Reputation: 854
I have a large data set with month, customer ID and store ID. There is one record per customer, per location, per month summarizing their activity at that location.
Month Customer ID Store
Jan 1 A
Jan 4 A
Jan 2 A
Jan 3 A
Feb 7 B
Feb 2 B
Feb 1 B
Feb 12 B
Mar 1 C
Mar 11 C
Mar 3 C
Mar 12 C
I'm interested in creating a matrix that shows the number of customers that each location shares with another. Like this:
A B C
A 4 2 2
B 2 4 2
C 2 2 4
For example, since customer visited Store A and then Store B in the next month, they would be added to the tally. I'm interested in number of shared customers, not number of visits.
I tried the sparse matrix approach in this thread(Creating co-occurrence matrix), but the numbers returned don't match up for some reason I cannot understand.
Any ideas would be greatly appreciated!
Upvotes: 1
Views: 339
Reputation: 23101
We can try this too:
library(reshape2)
df <- dcast(df,CustomerID~Store, length, value.var='Store')
# CustomerID A B C
#1 1 1 1 1
#2 2 1 1 0 # Customer 2 went to stores A,B but not to C
#3 3 1 0 1
#4 4 1 0 0
#5 7 0 1 0
#6 11 0 0 1
#7 12 0 1 1
crossprod(as.matrix(df[-1]))
# A B C
#A 4 2 2
#B 2 4 2
#C 2 2 4
with library arules
:
library(arules)
write(' Jan 1 A
Jan 4 A
Jan 2 A
Jan 3 A
Feb 7 B
Feb 2 B
Feb 1 B
Feb 12 B
Mar 1 C
Mar 11 C
Mar 3 C
Mar 12 C', 'basket_single')
tr <- read.transactions("basket_single", format = "single", cols = c(2,3))
inspect(tr)
# items transactionID
#[1] {A,B,C} 1
#[2] {C} 11
#[3] {B,C} 12
#[4] {A,B} 2
#[5] {A,C} 3
#[6] {A} 4
#[7] {B} 7
image(tr)
crossTable(tr, sort=TRUE)
# A B C
#A 4 2 2
#B 2 4 2
#C 2 2 4
Upvotes: 1
Reputation: 37641
Update: The original solution that I posted worked for your data. But your data has the unusual property that no customer ever visited the same store in two different months. Presuming that would happen, a modification is needed.

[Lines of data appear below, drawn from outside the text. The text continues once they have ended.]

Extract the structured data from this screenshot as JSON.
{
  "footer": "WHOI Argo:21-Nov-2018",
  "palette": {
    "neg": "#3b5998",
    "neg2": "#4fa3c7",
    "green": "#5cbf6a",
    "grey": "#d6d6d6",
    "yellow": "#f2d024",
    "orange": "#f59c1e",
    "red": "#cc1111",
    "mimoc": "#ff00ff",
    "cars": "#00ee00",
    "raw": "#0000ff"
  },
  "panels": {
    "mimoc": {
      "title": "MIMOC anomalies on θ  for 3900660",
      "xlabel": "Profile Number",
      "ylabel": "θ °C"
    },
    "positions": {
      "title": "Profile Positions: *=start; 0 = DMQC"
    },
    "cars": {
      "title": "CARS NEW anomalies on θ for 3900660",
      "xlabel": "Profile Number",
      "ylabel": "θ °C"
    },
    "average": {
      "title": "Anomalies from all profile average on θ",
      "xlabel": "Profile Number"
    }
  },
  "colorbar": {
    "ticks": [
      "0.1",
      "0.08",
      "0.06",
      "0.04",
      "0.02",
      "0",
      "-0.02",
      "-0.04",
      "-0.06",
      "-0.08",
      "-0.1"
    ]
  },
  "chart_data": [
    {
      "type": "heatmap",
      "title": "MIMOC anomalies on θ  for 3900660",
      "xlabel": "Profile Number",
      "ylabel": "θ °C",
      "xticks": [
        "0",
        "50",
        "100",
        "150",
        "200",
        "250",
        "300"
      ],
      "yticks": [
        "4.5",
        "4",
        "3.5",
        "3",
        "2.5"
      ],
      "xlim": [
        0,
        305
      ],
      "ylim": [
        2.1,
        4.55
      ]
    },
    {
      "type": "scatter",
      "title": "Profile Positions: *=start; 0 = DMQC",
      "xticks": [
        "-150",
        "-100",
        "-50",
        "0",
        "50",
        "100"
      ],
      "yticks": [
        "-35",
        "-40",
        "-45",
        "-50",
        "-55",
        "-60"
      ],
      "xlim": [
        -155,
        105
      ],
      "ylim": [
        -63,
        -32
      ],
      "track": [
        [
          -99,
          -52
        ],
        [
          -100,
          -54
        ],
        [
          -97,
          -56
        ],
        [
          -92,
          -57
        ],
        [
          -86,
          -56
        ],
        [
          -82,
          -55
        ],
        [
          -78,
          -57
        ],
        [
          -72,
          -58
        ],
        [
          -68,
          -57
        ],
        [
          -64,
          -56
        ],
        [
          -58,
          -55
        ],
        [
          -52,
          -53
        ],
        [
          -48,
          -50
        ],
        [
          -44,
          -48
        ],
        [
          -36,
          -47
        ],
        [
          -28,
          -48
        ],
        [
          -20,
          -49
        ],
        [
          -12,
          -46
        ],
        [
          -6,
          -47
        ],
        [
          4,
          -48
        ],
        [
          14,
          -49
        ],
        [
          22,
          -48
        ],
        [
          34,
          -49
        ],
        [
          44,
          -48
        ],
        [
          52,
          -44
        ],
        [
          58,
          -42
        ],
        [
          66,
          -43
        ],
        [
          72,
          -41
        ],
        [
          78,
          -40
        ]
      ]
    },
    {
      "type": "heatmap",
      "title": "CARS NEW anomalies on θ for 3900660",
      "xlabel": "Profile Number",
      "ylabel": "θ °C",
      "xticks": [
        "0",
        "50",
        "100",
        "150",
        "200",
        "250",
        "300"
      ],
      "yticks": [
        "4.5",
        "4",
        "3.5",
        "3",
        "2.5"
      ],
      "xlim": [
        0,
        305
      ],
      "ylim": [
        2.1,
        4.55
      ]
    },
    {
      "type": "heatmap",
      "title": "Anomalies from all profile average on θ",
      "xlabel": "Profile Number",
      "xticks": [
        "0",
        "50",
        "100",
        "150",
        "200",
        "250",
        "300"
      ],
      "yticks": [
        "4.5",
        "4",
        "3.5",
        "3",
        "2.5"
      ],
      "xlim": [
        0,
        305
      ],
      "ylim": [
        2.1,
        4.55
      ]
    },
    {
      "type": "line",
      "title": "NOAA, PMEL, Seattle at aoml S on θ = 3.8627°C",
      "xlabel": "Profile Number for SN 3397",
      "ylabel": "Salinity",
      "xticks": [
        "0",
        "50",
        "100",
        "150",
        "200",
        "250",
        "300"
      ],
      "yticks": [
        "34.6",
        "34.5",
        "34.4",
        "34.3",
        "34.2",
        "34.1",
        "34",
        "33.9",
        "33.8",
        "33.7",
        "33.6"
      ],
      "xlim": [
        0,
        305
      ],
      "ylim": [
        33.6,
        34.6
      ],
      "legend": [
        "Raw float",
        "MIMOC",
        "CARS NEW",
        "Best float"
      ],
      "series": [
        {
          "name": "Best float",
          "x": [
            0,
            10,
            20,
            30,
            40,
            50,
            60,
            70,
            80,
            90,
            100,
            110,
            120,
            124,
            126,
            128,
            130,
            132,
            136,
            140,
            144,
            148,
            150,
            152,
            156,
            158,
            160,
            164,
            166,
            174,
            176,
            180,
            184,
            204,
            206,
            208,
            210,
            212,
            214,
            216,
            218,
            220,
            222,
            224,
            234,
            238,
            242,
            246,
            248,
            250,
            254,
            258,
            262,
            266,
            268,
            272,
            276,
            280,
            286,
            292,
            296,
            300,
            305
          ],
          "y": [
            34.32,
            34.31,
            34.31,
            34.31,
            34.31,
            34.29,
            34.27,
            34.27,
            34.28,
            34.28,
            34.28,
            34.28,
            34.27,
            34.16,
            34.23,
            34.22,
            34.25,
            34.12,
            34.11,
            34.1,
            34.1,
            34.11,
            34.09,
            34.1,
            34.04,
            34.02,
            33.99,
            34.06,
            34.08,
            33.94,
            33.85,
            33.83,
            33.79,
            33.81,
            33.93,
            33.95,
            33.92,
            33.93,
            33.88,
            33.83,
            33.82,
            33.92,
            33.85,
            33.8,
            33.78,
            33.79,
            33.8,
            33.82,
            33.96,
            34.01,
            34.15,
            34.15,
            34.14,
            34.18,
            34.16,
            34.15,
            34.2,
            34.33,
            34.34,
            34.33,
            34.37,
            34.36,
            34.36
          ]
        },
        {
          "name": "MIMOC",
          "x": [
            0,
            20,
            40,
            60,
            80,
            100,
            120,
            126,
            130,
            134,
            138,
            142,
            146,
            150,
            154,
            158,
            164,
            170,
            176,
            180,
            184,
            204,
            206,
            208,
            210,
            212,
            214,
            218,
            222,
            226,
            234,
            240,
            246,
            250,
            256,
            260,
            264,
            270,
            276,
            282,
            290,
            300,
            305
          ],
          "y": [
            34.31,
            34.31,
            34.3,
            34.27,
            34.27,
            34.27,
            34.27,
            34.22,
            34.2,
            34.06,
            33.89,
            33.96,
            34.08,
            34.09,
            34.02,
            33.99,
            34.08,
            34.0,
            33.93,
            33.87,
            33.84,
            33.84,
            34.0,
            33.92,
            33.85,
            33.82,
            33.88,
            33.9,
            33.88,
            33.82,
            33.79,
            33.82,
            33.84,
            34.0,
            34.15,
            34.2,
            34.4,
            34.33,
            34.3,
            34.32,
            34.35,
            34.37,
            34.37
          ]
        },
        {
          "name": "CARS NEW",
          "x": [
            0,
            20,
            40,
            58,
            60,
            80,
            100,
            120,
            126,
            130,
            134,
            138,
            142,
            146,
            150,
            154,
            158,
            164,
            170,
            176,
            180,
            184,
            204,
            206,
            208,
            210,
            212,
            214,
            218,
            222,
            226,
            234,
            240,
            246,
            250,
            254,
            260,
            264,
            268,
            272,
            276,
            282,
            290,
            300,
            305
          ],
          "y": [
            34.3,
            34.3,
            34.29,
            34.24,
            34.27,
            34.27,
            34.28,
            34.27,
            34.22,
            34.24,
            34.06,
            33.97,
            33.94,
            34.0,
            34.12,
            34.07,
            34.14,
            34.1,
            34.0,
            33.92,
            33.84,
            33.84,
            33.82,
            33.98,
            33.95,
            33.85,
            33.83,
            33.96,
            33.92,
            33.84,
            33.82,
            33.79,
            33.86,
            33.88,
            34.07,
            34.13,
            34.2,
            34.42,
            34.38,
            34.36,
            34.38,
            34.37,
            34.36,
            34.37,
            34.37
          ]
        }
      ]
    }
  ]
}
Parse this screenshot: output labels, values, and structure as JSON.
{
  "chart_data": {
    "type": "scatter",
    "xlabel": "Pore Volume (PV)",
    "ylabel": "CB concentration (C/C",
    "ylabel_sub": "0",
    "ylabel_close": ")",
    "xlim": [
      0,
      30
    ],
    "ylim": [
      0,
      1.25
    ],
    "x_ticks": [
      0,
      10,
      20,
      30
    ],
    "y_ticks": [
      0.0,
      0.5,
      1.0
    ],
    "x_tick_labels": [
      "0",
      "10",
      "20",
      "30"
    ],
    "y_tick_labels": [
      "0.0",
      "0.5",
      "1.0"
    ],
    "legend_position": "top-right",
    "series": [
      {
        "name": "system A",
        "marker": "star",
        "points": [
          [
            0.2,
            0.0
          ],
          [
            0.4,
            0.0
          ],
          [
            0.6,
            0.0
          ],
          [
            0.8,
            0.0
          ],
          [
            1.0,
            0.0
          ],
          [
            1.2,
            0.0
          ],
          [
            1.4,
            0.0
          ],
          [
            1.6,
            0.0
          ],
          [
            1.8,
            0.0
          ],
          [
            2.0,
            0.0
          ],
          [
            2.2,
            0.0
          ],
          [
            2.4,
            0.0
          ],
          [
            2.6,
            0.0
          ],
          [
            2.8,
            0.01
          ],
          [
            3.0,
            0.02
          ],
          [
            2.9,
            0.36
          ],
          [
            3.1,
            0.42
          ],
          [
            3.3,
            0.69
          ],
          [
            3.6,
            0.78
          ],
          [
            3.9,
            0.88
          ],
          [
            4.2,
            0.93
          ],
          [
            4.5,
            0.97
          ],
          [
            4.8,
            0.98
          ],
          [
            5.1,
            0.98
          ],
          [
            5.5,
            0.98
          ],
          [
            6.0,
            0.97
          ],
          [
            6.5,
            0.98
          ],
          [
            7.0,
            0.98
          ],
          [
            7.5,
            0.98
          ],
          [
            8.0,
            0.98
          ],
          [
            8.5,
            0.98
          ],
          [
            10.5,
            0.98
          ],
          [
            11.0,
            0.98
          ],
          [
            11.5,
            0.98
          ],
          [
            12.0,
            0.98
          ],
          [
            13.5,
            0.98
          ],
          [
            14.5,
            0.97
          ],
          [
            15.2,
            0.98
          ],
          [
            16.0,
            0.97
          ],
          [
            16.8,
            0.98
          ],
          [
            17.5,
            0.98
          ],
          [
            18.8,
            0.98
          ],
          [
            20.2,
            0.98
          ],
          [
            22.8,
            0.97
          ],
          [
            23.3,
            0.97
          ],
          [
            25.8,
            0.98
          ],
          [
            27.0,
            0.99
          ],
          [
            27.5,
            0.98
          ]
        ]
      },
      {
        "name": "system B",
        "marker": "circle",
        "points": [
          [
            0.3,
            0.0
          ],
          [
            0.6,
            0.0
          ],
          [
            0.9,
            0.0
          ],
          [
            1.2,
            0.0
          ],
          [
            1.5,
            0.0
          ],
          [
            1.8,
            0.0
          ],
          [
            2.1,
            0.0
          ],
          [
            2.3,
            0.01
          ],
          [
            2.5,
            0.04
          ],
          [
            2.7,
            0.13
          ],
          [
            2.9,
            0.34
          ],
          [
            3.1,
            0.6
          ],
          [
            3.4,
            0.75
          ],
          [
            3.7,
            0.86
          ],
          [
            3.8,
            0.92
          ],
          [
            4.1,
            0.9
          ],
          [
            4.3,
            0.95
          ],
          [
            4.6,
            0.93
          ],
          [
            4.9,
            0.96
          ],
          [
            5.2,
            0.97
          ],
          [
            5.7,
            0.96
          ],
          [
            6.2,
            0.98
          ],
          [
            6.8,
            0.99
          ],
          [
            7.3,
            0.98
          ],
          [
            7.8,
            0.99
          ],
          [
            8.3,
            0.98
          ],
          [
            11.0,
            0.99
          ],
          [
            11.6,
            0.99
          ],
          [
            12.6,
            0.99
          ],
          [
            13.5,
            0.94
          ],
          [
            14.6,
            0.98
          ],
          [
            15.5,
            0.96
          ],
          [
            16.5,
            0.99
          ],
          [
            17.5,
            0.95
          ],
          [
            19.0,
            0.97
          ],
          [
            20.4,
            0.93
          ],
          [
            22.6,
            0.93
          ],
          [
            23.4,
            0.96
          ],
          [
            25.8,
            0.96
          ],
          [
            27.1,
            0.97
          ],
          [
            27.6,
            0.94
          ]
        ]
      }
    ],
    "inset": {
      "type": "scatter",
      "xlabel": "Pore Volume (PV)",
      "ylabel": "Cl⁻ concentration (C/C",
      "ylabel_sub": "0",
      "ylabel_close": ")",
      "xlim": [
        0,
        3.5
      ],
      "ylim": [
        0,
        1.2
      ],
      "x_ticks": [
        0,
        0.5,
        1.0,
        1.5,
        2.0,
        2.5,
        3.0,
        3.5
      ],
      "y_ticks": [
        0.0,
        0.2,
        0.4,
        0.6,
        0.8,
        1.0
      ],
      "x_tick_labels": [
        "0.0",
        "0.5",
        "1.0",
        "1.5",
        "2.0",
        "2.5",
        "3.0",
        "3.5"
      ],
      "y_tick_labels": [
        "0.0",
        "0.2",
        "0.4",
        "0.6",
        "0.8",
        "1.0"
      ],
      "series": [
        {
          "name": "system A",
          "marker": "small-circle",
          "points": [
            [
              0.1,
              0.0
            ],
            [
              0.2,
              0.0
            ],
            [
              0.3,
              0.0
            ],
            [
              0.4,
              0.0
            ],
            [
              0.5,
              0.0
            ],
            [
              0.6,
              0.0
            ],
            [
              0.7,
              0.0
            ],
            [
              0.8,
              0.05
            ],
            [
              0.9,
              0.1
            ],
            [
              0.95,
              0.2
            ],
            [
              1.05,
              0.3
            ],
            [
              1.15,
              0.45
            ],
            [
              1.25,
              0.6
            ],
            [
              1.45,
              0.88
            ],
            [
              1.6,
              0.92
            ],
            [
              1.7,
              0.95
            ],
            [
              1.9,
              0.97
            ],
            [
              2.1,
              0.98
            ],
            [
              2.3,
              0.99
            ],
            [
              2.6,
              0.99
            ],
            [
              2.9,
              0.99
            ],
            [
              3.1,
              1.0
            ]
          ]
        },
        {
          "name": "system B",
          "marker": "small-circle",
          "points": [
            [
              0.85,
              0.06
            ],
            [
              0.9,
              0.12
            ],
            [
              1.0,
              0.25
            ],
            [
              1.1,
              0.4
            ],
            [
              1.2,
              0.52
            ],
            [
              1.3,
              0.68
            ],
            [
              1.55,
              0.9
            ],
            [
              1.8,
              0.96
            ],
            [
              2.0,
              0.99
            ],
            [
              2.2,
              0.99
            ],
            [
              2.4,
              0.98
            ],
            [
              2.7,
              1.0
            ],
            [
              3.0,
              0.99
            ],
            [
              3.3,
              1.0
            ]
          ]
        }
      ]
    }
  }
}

What we need is a matrix of stores by customers that has 1 if the customer ever
visited the store and zero otherwise. The original solution used
M = as.matrix(table(Dat$ID_Store, Dat$Customer))
which gives how many different months the store was visited by each customer. With
different data, these numbers might be more than one. We can fix that by using
M = as.matrix(table(Dat$ID_Store, Dat$Customer) > 0)
If you look at this matrix, it will say TRUE and FALSE, but since TRUE=1 and FALSE=0
that will work just fine. So the full corrected solution is:
M = as.matrix(table(Dat$ID_Store, Dat$Customer) > 0)
M %*% t(M)
A B C
A 4 2 2
B 2 4 2
C 2 2 4
Upvotes: 3